AI Usage Guidelines
We aren’t against the use of AI tools like Copilot, ChatGPT, Gemini, Claude Code, etc. as long as our contributors understand the intent behind their changes. However, given that vibe coding often results in unintended changes and most of our reviewers are volunteers, contributions requiring several iterations of review would not be a good use of their time if the changes are significantly deviating from what is actually required to fix the issue.

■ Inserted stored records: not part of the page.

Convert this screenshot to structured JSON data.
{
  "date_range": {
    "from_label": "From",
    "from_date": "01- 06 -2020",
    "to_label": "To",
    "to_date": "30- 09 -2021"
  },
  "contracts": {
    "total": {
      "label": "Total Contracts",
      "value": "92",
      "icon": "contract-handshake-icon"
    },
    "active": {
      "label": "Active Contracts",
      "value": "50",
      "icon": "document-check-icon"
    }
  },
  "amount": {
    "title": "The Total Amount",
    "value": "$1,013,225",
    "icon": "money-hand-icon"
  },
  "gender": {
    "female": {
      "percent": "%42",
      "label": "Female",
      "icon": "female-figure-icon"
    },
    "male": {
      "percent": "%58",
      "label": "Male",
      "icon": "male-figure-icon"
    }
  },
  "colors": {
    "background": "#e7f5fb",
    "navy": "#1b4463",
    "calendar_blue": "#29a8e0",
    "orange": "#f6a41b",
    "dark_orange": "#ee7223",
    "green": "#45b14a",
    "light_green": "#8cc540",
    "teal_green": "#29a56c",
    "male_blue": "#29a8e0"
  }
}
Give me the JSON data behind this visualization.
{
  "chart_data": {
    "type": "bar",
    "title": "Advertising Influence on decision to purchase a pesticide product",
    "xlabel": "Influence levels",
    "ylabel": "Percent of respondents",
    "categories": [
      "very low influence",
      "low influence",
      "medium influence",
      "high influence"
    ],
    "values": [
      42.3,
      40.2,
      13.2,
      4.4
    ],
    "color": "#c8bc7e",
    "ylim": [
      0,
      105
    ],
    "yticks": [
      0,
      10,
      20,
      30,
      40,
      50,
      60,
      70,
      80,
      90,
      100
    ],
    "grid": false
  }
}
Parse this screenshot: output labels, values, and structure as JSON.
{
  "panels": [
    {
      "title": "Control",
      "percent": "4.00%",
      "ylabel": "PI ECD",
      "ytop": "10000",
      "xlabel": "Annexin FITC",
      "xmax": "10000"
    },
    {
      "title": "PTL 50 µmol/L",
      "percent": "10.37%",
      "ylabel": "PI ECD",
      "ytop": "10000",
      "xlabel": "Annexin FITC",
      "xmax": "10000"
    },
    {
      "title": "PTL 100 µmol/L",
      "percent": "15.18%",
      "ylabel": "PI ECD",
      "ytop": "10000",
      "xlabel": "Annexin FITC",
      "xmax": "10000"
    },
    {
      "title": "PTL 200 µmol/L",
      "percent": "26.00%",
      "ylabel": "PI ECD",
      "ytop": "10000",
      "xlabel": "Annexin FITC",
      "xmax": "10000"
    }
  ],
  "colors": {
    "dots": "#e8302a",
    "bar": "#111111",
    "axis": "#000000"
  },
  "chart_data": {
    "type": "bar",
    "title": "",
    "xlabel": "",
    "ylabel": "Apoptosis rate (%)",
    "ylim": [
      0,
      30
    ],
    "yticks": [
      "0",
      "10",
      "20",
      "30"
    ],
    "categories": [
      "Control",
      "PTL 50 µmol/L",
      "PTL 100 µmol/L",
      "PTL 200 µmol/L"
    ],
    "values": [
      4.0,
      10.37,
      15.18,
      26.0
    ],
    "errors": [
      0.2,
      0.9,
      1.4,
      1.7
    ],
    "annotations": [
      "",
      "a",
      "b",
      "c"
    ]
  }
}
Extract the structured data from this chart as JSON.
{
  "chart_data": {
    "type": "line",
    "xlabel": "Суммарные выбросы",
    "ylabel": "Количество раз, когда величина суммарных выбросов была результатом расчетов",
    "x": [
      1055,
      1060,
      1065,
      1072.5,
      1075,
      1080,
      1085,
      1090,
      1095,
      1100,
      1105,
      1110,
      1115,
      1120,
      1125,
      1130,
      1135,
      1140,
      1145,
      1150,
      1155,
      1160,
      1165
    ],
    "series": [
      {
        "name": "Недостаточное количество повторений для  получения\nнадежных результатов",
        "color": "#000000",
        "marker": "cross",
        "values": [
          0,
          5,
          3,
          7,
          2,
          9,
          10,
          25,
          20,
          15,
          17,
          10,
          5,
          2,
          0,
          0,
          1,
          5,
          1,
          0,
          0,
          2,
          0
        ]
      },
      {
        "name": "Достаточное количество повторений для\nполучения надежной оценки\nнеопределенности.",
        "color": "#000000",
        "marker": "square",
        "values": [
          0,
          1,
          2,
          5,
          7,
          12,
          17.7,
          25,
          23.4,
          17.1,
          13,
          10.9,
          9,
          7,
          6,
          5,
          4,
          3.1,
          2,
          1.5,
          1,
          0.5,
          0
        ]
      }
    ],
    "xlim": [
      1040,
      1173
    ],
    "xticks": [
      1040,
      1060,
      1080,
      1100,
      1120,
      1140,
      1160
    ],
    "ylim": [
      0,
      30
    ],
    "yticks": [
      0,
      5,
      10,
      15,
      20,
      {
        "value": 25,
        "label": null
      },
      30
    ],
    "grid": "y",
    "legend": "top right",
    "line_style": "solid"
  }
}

To ensure your contribution is respectful of the community’s time, please follow these guidelines:
- Before sending a pull request (PR), make sure each change is really needed. Actually try undoing each change, and keep only the changes without which the issue is not fixed. Test your changes thoroughly.
- Make sure you really understand what each change is doing. If you call a new method, read the documentation of that method to be sure it does what you want.
- Learn as you accept LLM-suggested changes. This will help you write better prompts and solve bigger problems.
- LLMs are known to re-phrase even existing comments. Do not let through such modifications, unless your change directly impacts those comments in the code.
- Ensure that you get your facts right. LLMs still hallucinate a lot and the official Android documentation should be referred to as the only source of truth during any discussions.
- In the PR’s description, post two screencasts: one screencast showing the behavior before (demonstrating the bug), and one screencast showing the new behavior for the same operation (demonstrating the fix). If not easy to demonstrate in the UI, pastes of filtered logcat are OK.
- Avoid using a generic prompt to generate comments/KDoc for your code. LLMs will end up deriving context from the code that’s self-explanatory already. Add meaningful comments that explain your thought-process, something that might not be evident from the code itself.
- Similarly, avoid passing the reviewer’s suggestion directly to an LLM as a prompt. Those comments are intended for humans to understand but do not have enough context for an LLM.
- We are a global, friendly community and do not judge anyone for their English grammar, as long as the message conveys what it intends to. We would prefer a concise, not-so-perfect English sentence that explains your logic over a long, perfect but generic LLM response. Please avoid using AI tools to do all the writing work for you during your day-to-day communications on PRs and issues; a slight polish should be fine.